David W. Peck

David W. Peck

Justice David Warner Peck played a leading role in court reform in the 1940s and 1950s. He oversaw the state’s court system in Manhattan and the Bronx for a decade, and he conducted a 10-year campaign to reduce congestion and delay in the courts. By the time he retired as Presiding Justice of the Appellate Division First Department in 1957, State Supreme Court in Manhattan had reduced calendar congestion to its lowest point in 57 years and delay in jury trials to its shortest in 37 years.

Peck was born and raised in Crawfordsville, Indiana on December 3, 1902. He attended Wabash College there, graduating in 1922. In 1925 he graduated from Harvard Law School and became an Assistant U.S. Attorney for the Southern District of New York. In 1928 he went on to the legal department of International Telephone and Telegraph Company, where he remained for two years. He then joined the law firm of Sullivan & Cromwell, where he became partner in 1934 at age 31.

It was during his time at Sullivan & Cromwell that Peck became active in Republican politics. Among his associates were Thomas E. Dewey, who went on to become Governor of New York, and Herbert Brownell, Jr., a future United States Attorney General. He was Chairman of the Board of Governors of the New York Young Republicans Club in 1934, and one year later was its President.

Peck was appointed Justice of the Supreme Court, First Judicial Department, in 1943 by Governor Dewey. Election to a full term followed later that year.

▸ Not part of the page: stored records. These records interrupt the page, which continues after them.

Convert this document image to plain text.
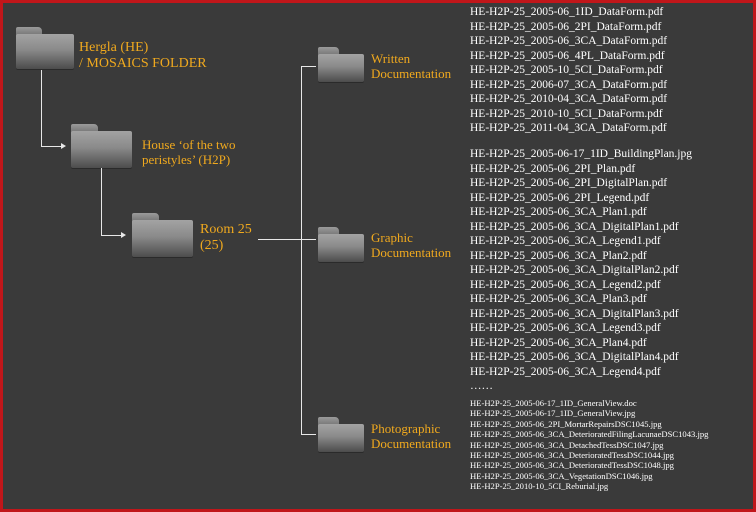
Hergla (HE)
/ MOSAICS FOLDER
House ‘of the two
peristyles’ (H2P)
Room 25
(25)
Written
Documentation
Graphic
Documentation
Photographic
Documentation
HE-H2P-25_2005-06_1ID_DataForm.pdf
HE-H2P-25_2005-06_2PI_DataForm.pdf
HE-H2P-25_2005-06_3CA_DataForm.pdf
HE-H2P-25_2005-06_4PL_DataForm.pdf
HE-H2P-25_2005-10_5CI_DataForm.pdf
HE-H2P-25_2006-07_3CA_DataForm.pdf
HE-H2P-25_2010-04_3CA_DataForm.pdf
HE-H2P-25_2010-10_5CI_DataForm.pdf
HE-H2P-25_2011-04_3CA_DataForm.pdf
HE-H2P-25_2005-06-17_1ID_BuildingPlan.jpg
HE-H2P-25_2005-06_2PI_Plan.pdf
HE-H2P-25_2005-06_2PI_DigitalPlan.pdf
HE-H2P-25_2005-06_2PI_Legend.pdf
HE-H2P-25_2005-06_3CA_Plan1.pdf
HE-H2P-25_2005-06_3CA_DigitalPlan1.pdf
HE-H2P-25_2005-06_3CA_Legend1.pdf
HE-H2P-25_2005-06_3CA_Plan2.pdf
HE-H2P-25_2005-06_3CA_DigitalPlan2.pdf
HE-H2P-25_2005-06_3CA_Legend2.pdf
HE-H2P-25_2005-06_3CA_Plan3.pdf
HE-H2P-25_2005-06_3CA_DigitalPlan3.pdf
HE-H2P-25_2005-06_3CA_Legend3.pdf
HE-H2P-25_2005-06_3CA_Plan4.pdf
HE-H2P-25_2005-06_3CA_DigitalPlan4.pdf
HE-H2P-25_2005-06_3CA_Legend4.pdf
……
HE-H2P-25_2005-06-17_1ID_GeneralView.doc
HE-H2P-25_2005-06-17_1ID_GeneralView.jpg
HE-H2P-25_2005-06_2PI_MortarRepairsDSC1045.jpg
HE-H2P-25_2005-06_3CA_DeterioratedFilingLacunaeDSC1043.jpg
HE-H2P-25_2005-06_3CA_DetachedTessDSC1047.jpg
HE-H2P-25_2005-06_3CA_DeterioratedTessDSC1044.jpg
HE-H2P-25_2005-06_3CA_DeterioratedTessDSC1048.jpg
HE-H2P-25_2005-06_3CA_VegetationDSC1046.jpg
HE-H2P-25_2010-10_5CI_Reburial.jpg
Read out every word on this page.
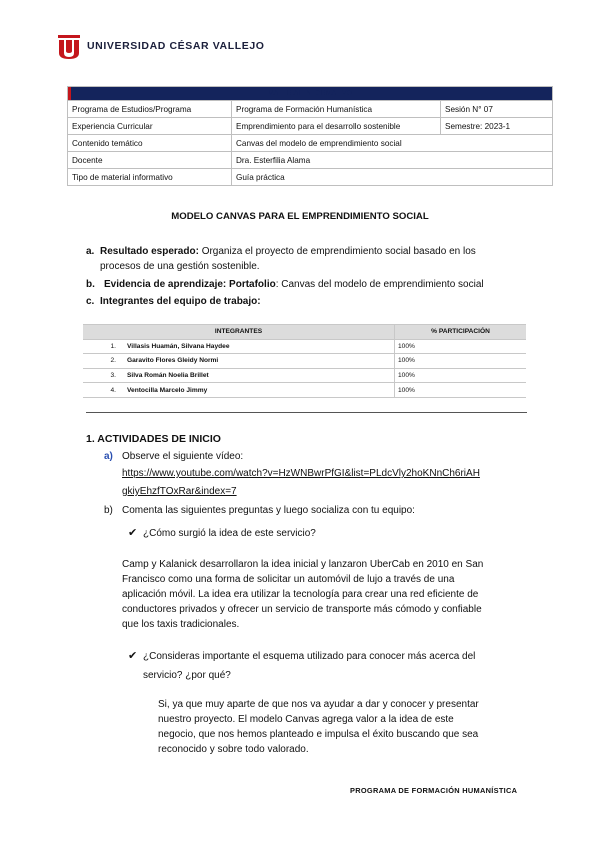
UNIVERSIDAD CÉSAR VALLEJO
MATERIAL INFORMATIVO		
Programa de Estudios/Programa	Programa de Formación Humanística	Sesión N° 07
Experiencia Curricular	Emprendimiento para el desarrollo sostenible	Semestre: 2023-1
Contenido temático	Canvas del modelo de emprendimiento social	
Docente	Dra. Esterfilia Alama	
Tipo de material informativo	Guía práctica	
MODELO CANVAS PARA EL EMPRENDIMIENTO SOCIAL
a. Resultado esperado: Organiza el proyecto de emprendimiento social basado en los
procesos de una gestión sostenible.
b. Evidencia de aprendizaje: Portafolio: Canvas del modelo de emprendimiento social
c. Integrantes del equipo de trabajo:
INTEGRANTES		% PARTICIPACIÓN
1.	Villasis Huamán, Silvana Haydee	100%
2.	Garavito Flores Gleidy Normi	100%
3.	Silva Román Noelia Brillet	100%
4.	Ventocilla Marcelo Jimmy	100%
1. ACTIVIDADES DE INICIO
a) Observe el siguiente vídeo:
https://www.youtube.com/watch?v=HzWNBwrPfGI&list=PLdcVly2hoKNnCh6riAH
gkiyEhzfTOxRar&index=7
b) Comenta las siguientes preguntas y luego socializa con tu equipo:
✔ ¿Cómo surgió la idea de este servicio?
Camp y Kalanick desarrollaron la idea inicial y lanzaron UberCab en 2010 en San
Francisco como una forma de solicitar un automóvil de lujo a través de una
aplicación móvil. La idea era utilizar la tecnología para crear una red eficiente de
conductores privados y ofrecer un servicio de transporte más cómodo y confiable
que los taxis tradicionales.
✔ ¿Consideras importante el esquema utilizado para conocer más acerca del
servicio? ¿por qué?
Si, ya que muy aparte de que nos va ayudar a dar y conocer y presentar
nuestro proyecto. El modelo Canvas agrega valor a la idea de este
negocio, que nos hemos planteado e impulsa el éxito buscando que sea
reconocido y sobre todo valorado.
PROGRAMA DE FORMACIÓN HUMANÍSTICA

In 1945 he was designated to the Appellate Division First Department. Upon the death of Presiding Justice Francis Martin in 1947, Peck was promoted to Presiding Justice by Governor Dewey. He was 44 years old then and was believed to be the youngest person at that time to have held the position.

He retired from the bench in 1957 and returned to Sullivan & Cromwell as senior partner. In his later years. Justice Peck was the author of The Greer Case, a book based on a court case, and Decision at Law. He was also a great baseball fan. His law clerks called themselves “Peck’s Paragons” and used to hold annual meetings with him at Ebbets Field when the Brooklyn Dodgers played there.

Justice Peck was married to Elizabeth Saville Getty Peck in 1929, with whom he had two sons. After she died, he married Gladys Roach Otto Peck. He passed away in New York on August 23, 1990 at age 87.

 

Sources

Who’s Who in New York City and State, Winfield Scott Downs [ed.], Lewis Historical Publishing Company, Inc., New York, 1947, p. 809.

Obituary, New York Times, August 24, 1990, p. B7.